Banyak colleagues yang klik “Like”, memberi comment, atau ikutan sharing quote yang isinya mirip-mirip. Saking seringnya quote ini muncul di Linkedin, ujung-ujungnya, gue malah berpikiran begini, “Mereka gampang aja bilang begitu karena mereka sendiri korban sakit hati dari bosnya masing-masing. TAPI, jika mereka sendiri yang berada dalam posisi atasan, apa iya mereka rela mengakui bahwa SEMUA bawahan mereka resign hanya karena kesalahan mereka sebagai seorang atasan?”
Awalnya, gue masih keras berpendapat bahwa tidak semua orang resign karena atasannya. Gue juga enggak bisa terima kalo ada yang bilang, semua bawahan gue yang udah resign itu akhirnya resign semata karena faktor kesalahan gue. Apalagi kalo yang resign itu karyawan pembangkang yang susah banget diaturnya…

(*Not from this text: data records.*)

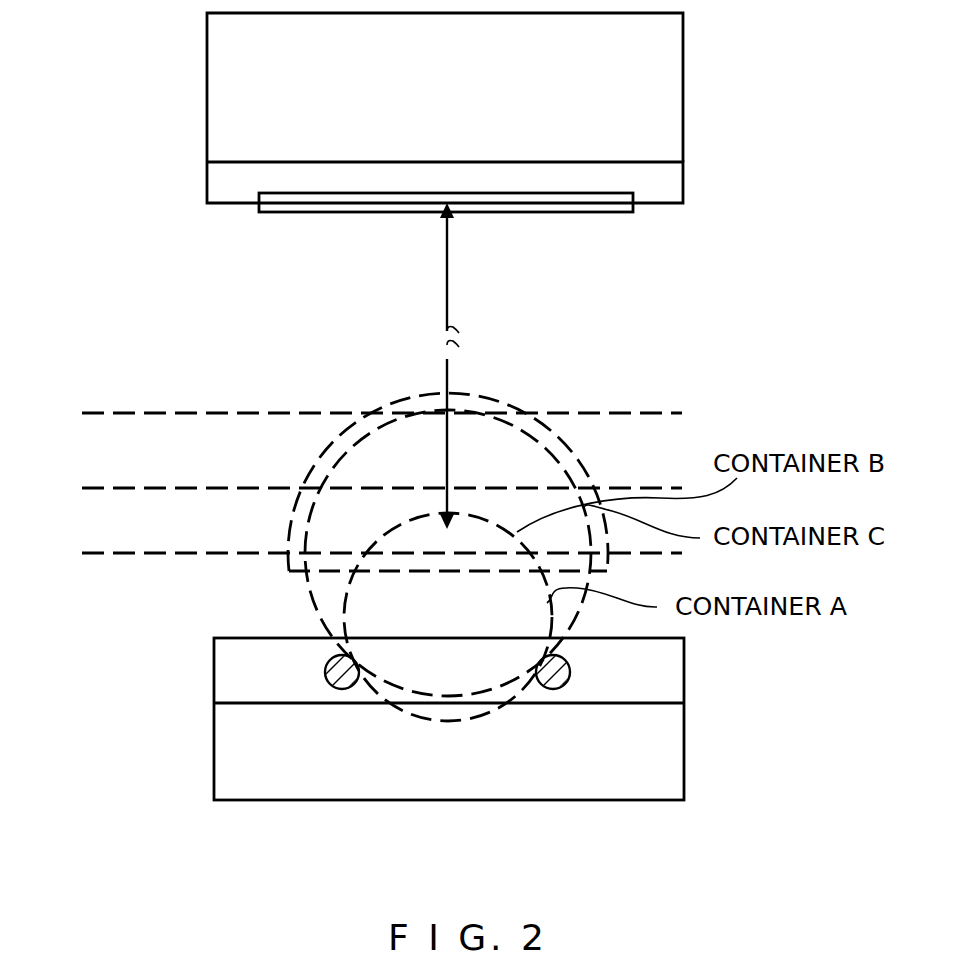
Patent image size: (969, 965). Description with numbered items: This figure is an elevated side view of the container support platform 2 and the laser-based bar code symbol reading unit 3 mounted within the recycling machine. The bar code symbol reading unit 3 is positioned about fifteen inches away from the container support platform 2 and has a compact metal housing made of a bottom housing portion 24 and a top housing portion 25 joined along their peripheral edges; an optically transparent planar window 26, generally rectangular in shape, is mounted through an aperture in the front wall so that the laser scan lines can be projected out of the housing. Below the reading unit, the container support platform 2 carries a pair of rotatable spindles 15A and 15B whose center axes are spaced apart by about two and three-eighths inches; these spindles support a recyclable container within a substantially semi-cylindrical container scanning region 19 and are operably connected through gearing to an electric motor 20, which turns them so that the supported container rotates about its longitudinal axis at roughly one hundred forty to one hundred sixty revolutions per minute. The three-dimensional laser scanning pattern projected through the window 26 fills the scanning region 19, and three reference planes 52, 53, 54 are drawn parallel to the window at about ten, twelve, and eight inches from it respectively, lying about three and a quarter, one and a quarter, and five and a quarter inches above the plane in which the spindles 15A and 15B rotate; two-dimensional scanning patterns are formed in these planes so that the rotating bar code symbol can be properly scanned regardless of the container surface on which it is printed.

The container support platform 2 is at (708, 739).
The bar code symbol reading unit 3 is at (692, 163).
The rotatable spindle 15A is at (325, 672).
The rotatable spindle 15B is at (571, 670).
The semi-cylindrical container scanning region 19 is at (496, 399).
The electric motor 20 is at (214, 757).
The bottom housing portion 24 is at (209, 127).
The top housing portion 25 is at (209, 188).
The optically transparent planar window 26 is at (268, 213).
The reference plane 52 is at (93, 487).
The reference plane 53 is at (95, 558).
The reference plane 54 is at (92, 412).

Gue masih terus berpendapat demikian sampai akhirnya, gue menemukan artikel ini via Linkedin. Ada satu paragraf yang menarik perhatian gue, “But when they talk about ‘morale’, when they say ‘communication is poor’, when they express frustration at the lack of clarity for their career progression – they are telling you that it’s the leaders they are leaving. For it’s obvious, isn’t it? Leaders are responsible for morale, communication and career path.”
Selama tiga tahun duduk di kursi manajerial, gue sudah pernah empat kali kehilangan bawahan gue. Jumlah yang menurut gue cukup banyak secara total bawahan gue tidak pernah lebih dari 15 orang. Dan berangkat dari artikel tersebut, barulah pada akhirnya gue menyadari… mereka resign memang benar-benar karena kesalahan gue sebagai atasannya.

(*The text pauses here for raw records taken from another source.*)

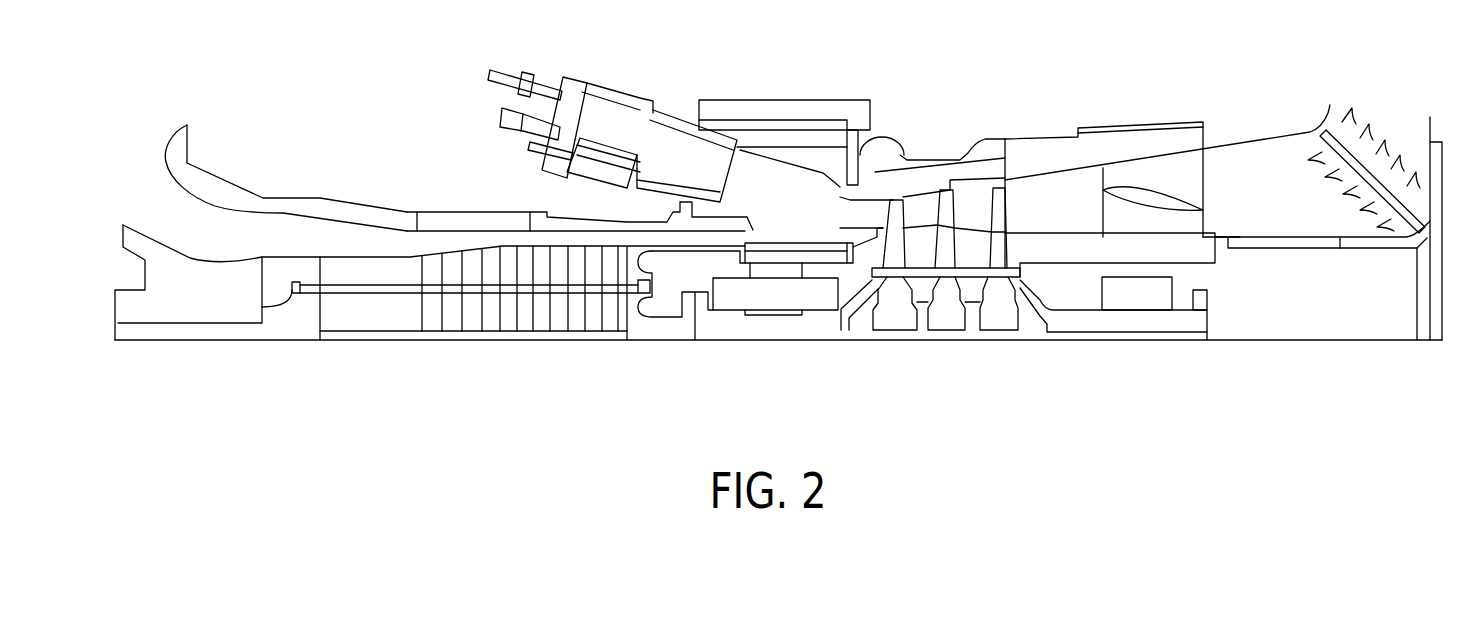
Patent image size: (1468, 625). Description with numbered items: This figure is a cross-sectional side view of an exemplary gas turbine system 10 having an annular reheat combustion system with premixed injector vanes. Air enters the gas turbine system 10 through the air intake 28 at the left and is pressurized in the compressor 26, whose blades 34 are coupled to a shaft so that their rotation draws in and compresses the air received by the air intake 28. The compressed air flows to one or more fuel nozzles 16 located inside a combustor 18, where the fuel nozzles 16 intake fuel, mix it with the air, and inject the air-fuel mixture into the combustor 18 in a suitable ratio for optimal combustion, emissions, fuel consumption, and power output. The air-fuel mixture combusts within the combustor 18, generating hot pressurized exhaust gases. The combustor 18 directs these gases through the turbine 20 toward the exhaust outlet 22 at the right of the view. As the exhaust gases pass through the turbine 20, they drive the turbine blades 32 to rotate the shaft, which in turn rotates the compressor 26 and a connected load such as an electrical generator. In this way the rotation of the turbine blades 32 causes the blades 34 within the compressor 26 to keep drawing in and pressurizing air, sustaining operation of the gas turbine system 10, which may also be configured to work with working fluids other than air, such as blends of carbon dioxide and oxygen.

The gas turbine system 10 is at (683, 368).
The fuel nozzles 16 is at (607, 135).
The combustor 18 is at (580, 73).
The turbine 20 is at (1132, 186).
The exhaust outlet 22 is at (1350, 132).
The compressor 26 is at (582, 203).
The air intake 28 is at (182, 233).
The turbine blades 32 is at (965, 219).
The compressor blades 34 is at (332, 258).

Gue langsung teringat dengan satu karyawan yang pernah bikin gue sangat kaget saat dia bilang kepingin resign. Salah satu karyawan terbaik yang tidak pernah terlihat mengeluh, yang sudah gue rencanakan jenjang karier untuk dia di perusahaan tersebut, yang akhirnya malah resign karena merasa takut stuck jika terus bekerja di perusahaan itu. Awalnya, gue nyalahin dia karena ‘tidak sabaran’, tapi sekarang gue sadar… salah gue juga yang tidak cukup peka. Salah gue yang tidak pernah membagi rencana-renanca development untuk masa depan dia di sana…

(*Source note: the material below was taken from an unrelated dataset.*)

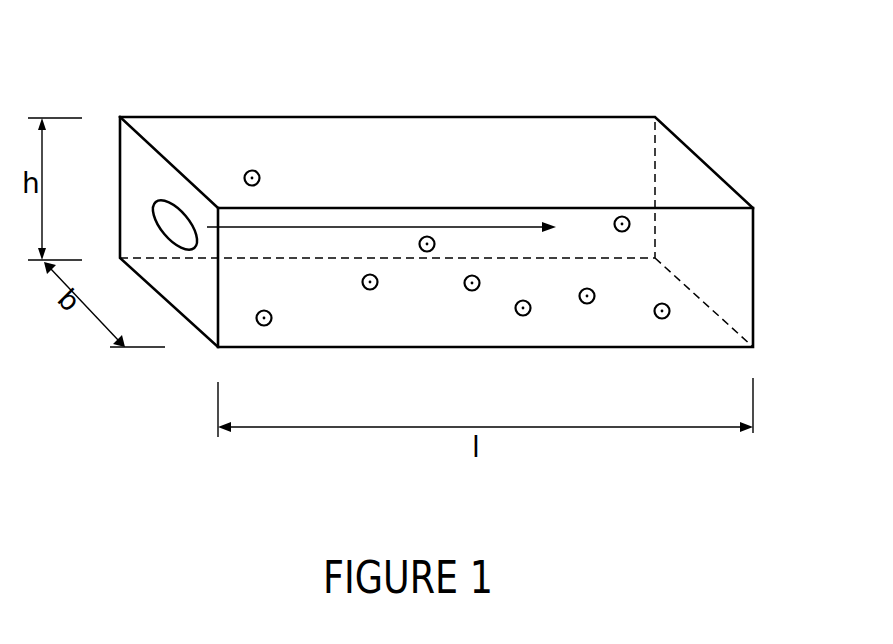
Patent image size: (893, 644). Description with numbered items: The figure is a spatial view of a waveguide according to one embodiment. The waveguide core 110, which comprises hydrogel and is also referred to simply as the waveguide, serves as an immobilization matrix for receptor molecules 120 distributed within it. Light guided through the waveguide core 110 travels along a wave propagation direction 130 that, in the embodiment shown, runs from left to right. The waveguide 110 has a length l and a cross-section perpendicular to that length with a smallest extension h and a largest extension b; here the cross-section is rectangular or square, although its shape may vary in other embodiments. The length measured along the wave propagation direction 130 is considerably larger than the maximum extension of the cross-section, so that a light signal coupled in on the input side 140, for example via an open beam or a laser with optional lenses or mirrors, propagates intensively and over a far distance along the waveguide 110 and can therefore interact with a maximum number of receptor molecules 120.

Setelah gue ingat satu per satu… barulah gue menyadari kesalahan gue sebagai manajer saat itu.
Mungkin bukan mereka yang tidak bisa menerima kekurangan gue, tapi gue yang kurang keras berusaha untuk memperbaiki kualitas diri sebagai pemimpin. Gue yang kurang keras berusaha untuk lebih sabar dalam mengendalikan emosi gue sendiri.
Mungkin bukan mereka yang pemalas, tapi gue yang kurang menyempatkan lebih banyak waktu untuk membimbing mereka.
Dan mungkin bukan mereka yang banyak maunya, tapi gue yang kurang menyempatkan diri untuk mendengar keluh kesah mereka.
Mungkin, seharusnya gue berusaha lebih keras untuk menjaga keutuhan tim gue sendiri. Karena pada akhirnya, sebagai pemimpin, sudah jadi tanggung jawab gue untuk lebih banyak mendengar, banyak memberikan supervisi, dan lebih banyak berupaya untuk memperbaiki diri.
Jadi sudahlah… meski berat, harus gue akui bahwa kepergian karyawan adalah satu tough reminder untuk memperbaiki kualitas leadership gue. Waktunya untuk instropeksi, waktunya untuk gue berusaha lebih keras untuk membangun ‘the dream team’.
Meski begitu, meski gue sudah mengakui kebenaran dari quote tersebut, di sisi sebaliknya, gue tetap tidak menyalahkan para mantan atasan sebagai penyebab resign-nya gue dari kantor-kantor terdahulu.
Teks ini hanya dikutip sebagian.